Een belangrijk thema van Exodus is de weigering van de farao om Israël te laten gaan. Maar over wie gaat de volgende Bijbeltekst?
"En de farao gaf zijn mannen bevel om ........ , met zijn vrouw en al zijn bezittingen, uitgeleide te doen."
De farao wordt door plagen getroffen nadat hij Sarai tot vrouw in zijn huis had genomen. Abram had gezegd dat Sarai zijn zus was in plaats van zijn vrouw.
In het Oude Testament staan voorschriften voor het offeren. In Leviticus 1 gaat het bijvoorbeeld over een brandoffer.
Waar moet, volgens voorschrift, de geit of het schaap geslacht worden?

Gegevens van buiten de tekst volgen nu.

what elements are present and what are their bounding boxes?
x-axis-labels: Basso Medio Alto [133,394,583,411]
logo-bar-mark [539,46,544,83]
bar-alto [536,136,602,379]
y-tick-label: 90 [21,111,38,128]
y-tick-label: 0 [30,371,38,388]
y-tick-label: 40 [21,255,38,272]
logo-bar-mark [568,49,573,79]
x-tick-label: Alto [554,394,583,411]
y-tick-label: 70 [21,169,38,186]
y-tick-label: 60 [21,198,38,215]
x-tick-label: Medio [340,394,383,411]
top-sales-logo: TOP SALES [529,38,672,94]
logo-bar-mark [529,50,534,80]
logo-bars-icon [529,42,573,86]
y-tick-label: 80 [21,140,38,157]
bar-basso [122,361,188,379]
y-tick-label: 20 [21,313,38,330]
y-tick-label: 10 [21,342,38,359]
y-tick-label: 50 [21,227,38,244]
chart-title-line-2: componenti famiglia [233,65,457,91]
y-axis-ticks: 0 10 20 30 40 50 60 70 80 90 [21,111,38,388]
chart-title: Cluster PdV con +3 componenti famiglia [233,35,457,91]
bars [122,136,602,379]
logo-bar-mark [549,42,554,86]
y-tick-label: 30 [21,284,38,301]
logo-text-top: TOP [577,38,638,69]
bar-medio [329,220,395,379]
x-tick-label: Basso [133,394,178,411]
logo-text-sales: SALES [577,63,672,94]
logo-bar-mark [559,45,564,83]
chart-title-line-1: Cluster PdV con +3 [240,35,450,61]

Volgens voorschrift moest dit gebeuren aan de noordkant van het altaar, ten overstaan van de HEER. De priesters, de zonen van Aäron, moesten het bloed gieten tegen de zijkanten van het altaar.
Waar woont de profeet Ezechiël als hij het eerste visioen van de HEER krijgt en de opdracht om te profeteren?
Na het visioen is Ezechiël weer terug op de plaats waar hij woonde, bij de Joodse ballingen uit Juda bij het Kebarkanaal in Babel. Het Kebarkanaal staat in verbinding met de Eufraat.
In zijn eerste brief schrijft Petrus over een steen die de bouwers hebben afgekeurd en die een hoeksteen is geworden. Het is een steen waarover men struikelt, een rotsblok waaraan men zich stoot.
Waarom struikelt men hierover?
De Bijbel zegt: "Het is een steen waarover men struikelt, een rotsblok waaraan men zich stoot. Zij struikelen omdat ze weigeren Gods woord te gehoorzamen."